Originally Posted by frazod
The industrial revolution would have ended slavery just as certainly as the war did, only without half a million casualties.
That is a gross oversimplification:
1) War had become an inevitability. It was an issue that was punted on for years by Fillmore, Pierce, and Buchanan. In a very inept manner that pitted the South against the Union. The Confederacy rebellion had been brewing and likely was inevitable, unless the Union granted major concessions that we would to this day, very much regret. Conflict was inevitable. And the Union had to balance out resisting conflict vs. squashing it -- being weak and sitting back and doing nothing was NOT an option. Lincoln chose to squash it once and for all. Devastating, but think about the implications of if he would have lost.
2) The industrial revolution argument is one that is nice in theory, but it isn't backed by scholars. There is no proof that the southern cotton trade was declining anytime soon, in fact scholars believe the trade was growing and likely would have continued on for years. The Civil War accelerated the path to phasing out slavery, it eliminated outright the disgusting practice of slavery, and allowed America to accelerate the path to a unified nation
3) Lives were lost during the Civil War. But how many years of continued conflict and rebellion, especially between an industrial north and an agrarian south, both of whom relied heavily on each other and needed each other for trade... how many lives would we have lost?

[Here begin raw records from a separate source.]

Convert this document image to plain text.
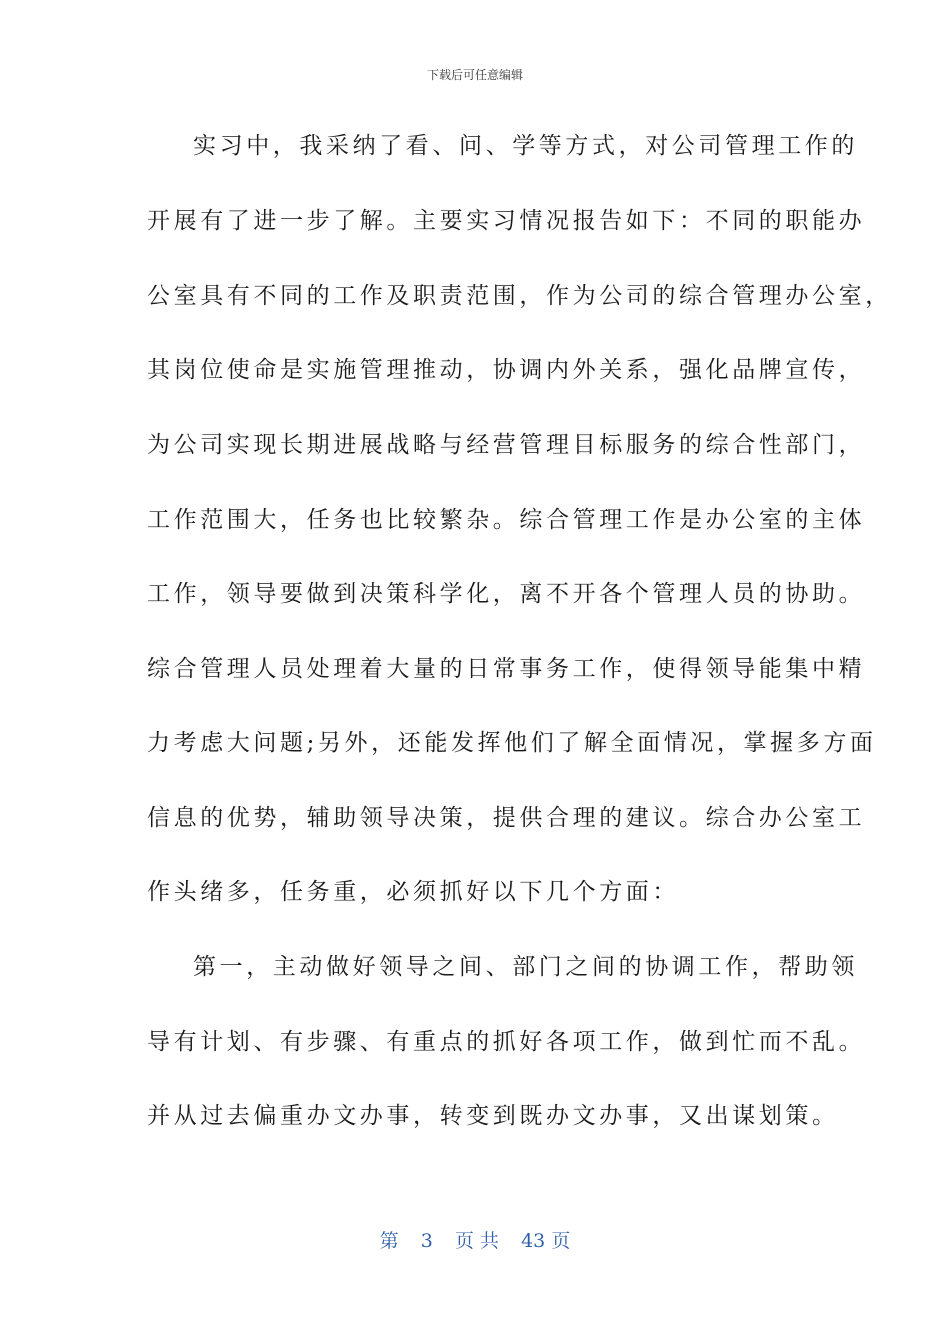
下载后可任意编辑
实习中，我采纳了看、问、学等方式，对公司管理工作的
开展有了进一步了解。主要实习情况报告如下：不同的职能办
公室具有不同的工作及职责范围，作为公司的综合管理办公室，
其岗位使命是实施管理推动，协调内外关系，强化品牌宣传，
为公司实现长期进展战略与经营管理目标服务的综合性部门，
工作范围大，任务也比较繁杂。综合管理工作是办公室的主体
工作，领导要做到决策科学化，离不开各个管理人员的协助。
综合管理人员处理着大量的日常事务工作，使得领导能集中精
力考虑大问题;另外，还能发挥他们了解全面情况，掌握多方面
信息的优势，辅助领导决策，提供合理的建议。综合办公室工
作头绪多，任务重，必须抓好以下几个方面：
第一，主动做好领导之间、部门之间的协调工作，帮助领
导有计划、有步骤、有重点的抓好各项工作，做到忙而不乱。
并从过去偏重办文办事，转变到既办文办事，又出谋划策。
第 3 页 共 43 页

4) Let's not rule out that punting on this issue wouldn't have led to an eventual rebellion. Especially as an agrarian south that was losing money from an increasingly less profitable slave trade wanted more.
The idea that the industrial revolution would have ended the civil war is based on pie-in-the-sky logic. We lost lives. But look at the benefits. It also saved the lives of slaves from maybe 20+ years of the continued practice of abuse and slavery. It kept the south from seceding from the union. It forced the north and south to learn to work together, which was incredibly important as the north began to industrialize while the south had superior agrarian resources. And it also kept us from 20 or so years of heated border tensions between the two regions. It arguably helped us accelerate expansion of the US as well as accelerate our industrial strength.
So no, I do not believe Lincoln did "terrible things" nor do I believe there was any other option but to go to war with the objective of creating a non-slave union.